The Vehicle Assembly Building at Kennedy Space Center has enough volume to fit the Empire State building and has one of the largest American flags.
"The stripes are wide enough that a bus -- if it were laying down on the ground -- a bus could drive down one of its stripes," Elizabeth Kline, VAB Element operations manager said.
The VAB was built in 1965, originally for NASA's Apollo program.
"In the Apollo program, they would roll the mobile launcher into the VAB," Kline said.
The structure includes four high bays, 19 elevators and tons of steel and concrete.
"The floor of this building is 12 inches reinforced concrete, which is very heavy for an average floor," Philip Moyer said.

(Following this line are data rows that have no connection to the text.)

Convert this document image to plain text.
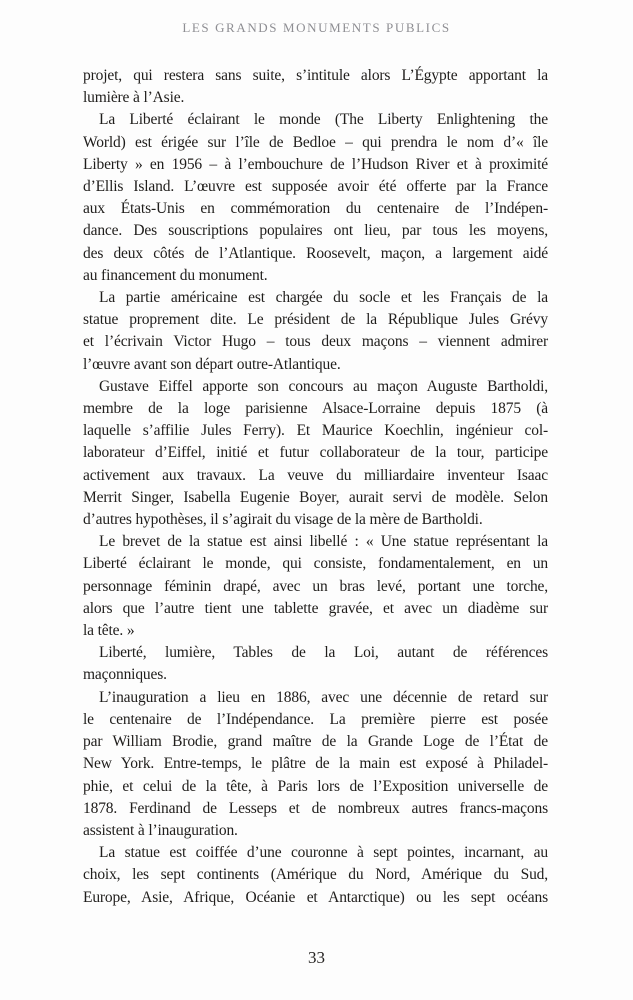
LES GRANDS MONUMENTS PUBLICS
projet, qui restera sans suite, s’intitule alors L’Égypte apportant la
lumière à l’Asie.
La Liberté éclairant le monde (The Liberty Enlightening the
World) est érigée sur l’île de Bedloe – qui prendra le nom d’« île
Liberty » en 1956 – à l’embouchure de l’Hudson River et à proximité
d’Ellis Island. L’œuvre est supposée avoir été offerte par la France
aux États-Unis en commémoration du centenaire de l’Indépen-
dance. Des souscriptions populaires ont lieu, par tous les moyens,
des deux côtés de l’Atlantique. Roosevelt, maçon, a largement aidé
au financement du monument.
La partie américaine est chargée du socle et les Français de la
statue proprement dite. Le président de la République Jules Grévy
et l’écrivain Victor Hugo – tous deux maçons – viennent admirer
l’œuvre avant son départ outre-Atlantique.
Gustave Eiffel apporte son concours au maçon Auguste Bartholdi,
membre de la loge parisienne Alsace-Lorraine depuis 1875 (à
laquelle s’affilie Jules Ferry). Et Maurice Koechlin, ingénieur col-
laborateur d’Eiffel, initié et futur collaborateur de la tour, participe
activement aux travaux. La veuve du milliardaire inventeur Isaac
Merrit Singer, Isabella Eugenie Boyer, aurait servi de modèle. Selon
d’autres hypothèses, il s’agirait du visage de la mère de Bartholdi.
Le brevet de la statue est ainsi libellé : « Une statue représentant la
Liberté éclairant le monde, qui consiste, fondamentalement, en un
personnage féminin drapé, avec un bras levé, portant une torche,
alors que l’autre tient une tablette gravée, et avec un diadème sur
la tête. »
Liberté, lumière, Tables de la Loi, autant de références
maçonniques.
L’inauguration a lieu en 1886, avec une décennie de retard sur
le centenaire de l’Indépendance. La première pierre est posée
par William Brodie, grand maître de la Grande Loge de l’État de
New York. Entre-temps, le plâtre de la main est exposé à Philadel-
phie, et celui de la tête, à Paris lors de l’Exposition universelle de
1878. Ferdinand de Lesseps et de nombreux autres francs-maçons
assistent à l’inauguration.
La statue est coiffée d’une couronne à sept pointes, incarnant, au
choix, les sept continents (Amérique du Nord, Amérique du Sud,
Europe, Asie, Afrique, Océanie et Antarctique) ou les sept océans
33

Moyer is one of the engineers and architects responsible for the buildings construction.
"This building has probably more structure in it than just about any building in the world," Moyer, a World War II combat pilot veteran said.
In order to make the building stable enough for the missions, the engineers dug 180 feet into the ground until they reached lime rock.
"Every 19 feet there are piles that go 180 feet down into the ground to touch the limestone," Kline said.
The VAB building is where rockets are put together prior to launching.
"Without this building, we would not be able to stack," Kline said. "All the pieces of the rocket would come from all over the country and we would stack in these high bays. Each piece comes in through the transfer aisle and we hook it to these large cranes. Then we lift it all the way up to the 16th floor -- higher than the 16th floor -- from the transfer aisle into this high bay and we set on top of the mobile launcher."
Recently, one of the four high bays got brand new platforms for NASA's new mission, Artemis, which will return American astronauts to the moon.
"Artemis is the sister to Apollo and it's also the great god of the moon," Kline said.
The VAB has a total of four enormous doors in each high bay. Considered to be the largest doors in the world, each measures 456 feet high. Once the space craft is ready, it's rolled out those doors and taken to the launch pad for lift off.
Most will be surprised to learn what else rolls in through those open doors on certain humid days.
"If there's fog in the morning, it will roll in and you can actually see the fog inside the building," Kline said when asked if the rumor about the VAB having its own weather is true.
"It doesn't actually rain or form clouds inside the building."